Dez que l’astre du jour achevant sa carriere,
Dans le sein de Thetis eût caché sa lumiere,
Lutrigot tout rempli de projets éclatans,
Va relire avec soin ses escrits importans,
Et content de sa peine, et de son grand ouvrage,
Ce narcisse orgueilleux se mire à chaque page.
Il ne consulte plus que son ambition,
Il veut bien qu’il paroisse avant l’impression,
Il le lit à Garrine, il le lit à Rigelle,
Il va le reciter de ruelle en ruelle,
Il mandie en tous lieux quelque aplaudissement,
Et par son ton de voix il impose aisément.
Tel avec moins de bruit, moins d’art, et moins d’haleine,
Le savoyard chantoit sous la samaritaine.

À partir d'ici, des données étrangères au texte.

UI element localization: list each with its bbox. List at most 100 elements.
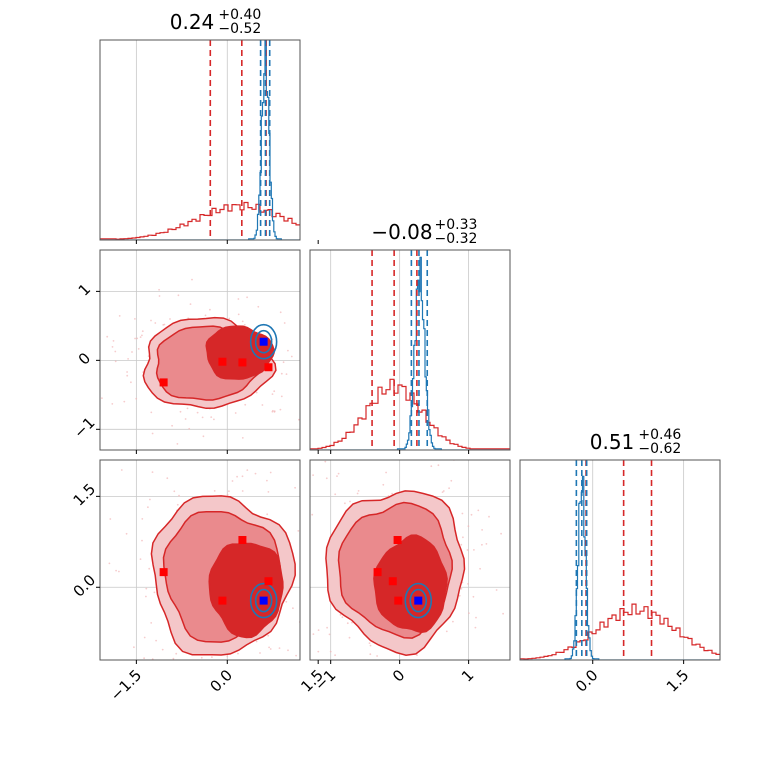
sample-point — [416, 654, 418, 657]
sample-point — [468, 612, 470, 614]
sample-point — [134, 318, 136, 320]
sample-point — [502, 612, 504, 615]
sample-point — [147, 506, 149, 509]
sample-point — [201, 425, 203, 427]
sample-point — [328, 633, 331, 636]
panel-content — [520, 460, 720, 660]
sample-point — [317, 650, 320, 653]
sample-point — [280, 372, 283, 375]
sample-point — [266, 479, 268, 482]
marker-red — [218, 357, 227, 366]
pair-panel-0-2 — [88, 425, 301, 715]
sample-point — [172, 657, 175, 660]
sample-point — [108, 562, 111, 565]
sample-point — [367, 340, 369, 342]
sample-point — [382, 483, 385, 486]
sample-point — [145, 595, 147, 598]
sample-point — [317, 629, 320, 631]
sample-point — [462, 536, 464, 539]
sample-point — [430, 465, 433, 468]
sample-point — [326, 626, 328, 629]
sample-point — [475, 616, 477, 619]
sample-point — [474, 626, 477, 629]
sample-point — [151, 471, 154, 473]
sample-point — [452, 620, 454, 623]
sample-point — [458, 594, 461, 597]
sample-point — [154, 458, 156, 460]
sample-point — [324, 460, 327, 463]
sample-point — [289, 534, 291, 536]
sample-point — [178, 494, 180, 497]
sample-point — [236, 713, 238, 715]
sample-point — [139, 558, 142, 560]
sample-point — [224, 437, 226, 439]
sample-point — [369, 644, 372, 647]
sample-point — [283, 322, 286, 324]
y-tick-label: 0.0 — [70, 571, 100, 601]
sample-point — [442, 490, 445, 492]
sample-point — [307, 350, 309, 352]
sample-point — [126, 371, 128, 373]
sample-point — [127, 358, 129, 360]
sample-point — [337, 472, 340, 475]
sample-point — [196, 682, 198, 684]
sample-point — [292, 607, 294, 610]
sample-point — [120, 469, 123, 471]
sample-point — [135, 397, 138, 400]
sample-point — [420, 662, 422, 664]
sample-point — [368, 642, 371, 644]
x-tick-label: 0.0 — [207, 666, 237, 696]
sample-point — [211, 656, 213, 658]
sample-point — [200, 656, 203, 659]
sample-point — [273, 410, 276, 413]
sample-point — [302, 485, 304, 487]
pair-panel-0-1 — [99, 249, 333, 451]
blue-contour-outer — [404, 582, 433, 619]
marker-red — [264, 577, 273, 586]
sample-point — [176, 443, 179, 445]
sample-point — [251, 685, 253, 687]
sample-point — [466, 549, 469, 551]
sample-point — [423, 670, 425, 672]
sample-point — [331, 354, 333, 356]
param-title-0: 0.24 — [170, 10, 215, 34]
sample-point — [246, 296, 249, 299]
sample-point — [228, 490, 230, 493]
sample-point — [293, 548, 295, 550]
sample-point — [241, 475, 244, 478]
sample-point — [267, 634, 270, 637]
sample-point — [512, 473, 514, 475]
sample-point — [137, 457, 139, 459]
sample-point — [196, 411, 199, 414]
axes-frame — [309, 249, 511, 451]
sample-point — [255, 391, 258, 394]
sample-point — [133, 646, 135, 649]
sample-point — [353, 696, 355, 698]
sample-point — [268, 646, 270, 649]
sample-point — [460, 587, 463, 590]
sample-point — [88, 523, 90, 525]
sample-point — [474, 670, 476, 672]
sample-point — [118, 570, 120, 573]
sample-point — [241, 437, 244, 439]
sample-point — [510, 594, 512, 596]
histogram-step — [520, 603, 720, 660]
sample-point — [209, 308, 211, 311]
marker-red — [238, 536, 247, 544]
sample-point — [295, 654, 297, 657]
param-title-minus-2: −0.62 — [638, 441, 681, 457]
marker-red — [159, 568, 168, 577]
sample-point — [188, 684, 190, 686]
axes-frame — [309, 459, 511, 661]
sample-point — [141, 334, 143, 337]
sample-point — [312, 474, 314, 476]
sample-point — [173, 490, 176, 493]
sample-point — [495, 589, 498, 591]
sample-point — [150, 622, 153, 624]
axes-frame — [99, 39, 301, 241]
param-title-minus-1: −0.32 — [435, 231, 478, 247]
y-tick-label: 0 — [75, 349, 94, 368]
sample-point — [106, 335, 109, 338]
sample-point — [136, 337, 139, 340]
y-tick-label: 1 — [75, 280, 94, 299]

Déja quelques rieurs avoient presque en tous lieux
Porté de Lutrigot le renom jusqu’aux cieux,
Et son ame en secret d’un tel plaisir pâmée,
Joüissoit de sa gloire, et de sa renommée ;
Quand Terpsicore aprit par la voix des flateurs,
Que cet autheur sçavant charmoit ses auditeurs.
Elle vole à l’instant aux rives de Permesse,
À vanter le lutrin cette muse s’empresse,
Apollon et ses sœurs veulent bien l’écouter ;
Mais ce dieu peu credule ose encor en douter.
Je veux croire, dit-il, que c’est un beau poëme,
Mais Terpsicore enfin l’avez-vous leu vous-méme ?
Non, lui répond la muse. Et bien, repart le dieu,
Amenez promptement Lutrigot en ce lieu.
Il doit être permis aux jours des saturnales
De chercher des plaisirs, des jeux, et des regales,
Qu’il vienne donc ce soir ; mais pour nous divertir,
Poursuit-il en riant, il faut nous travestir.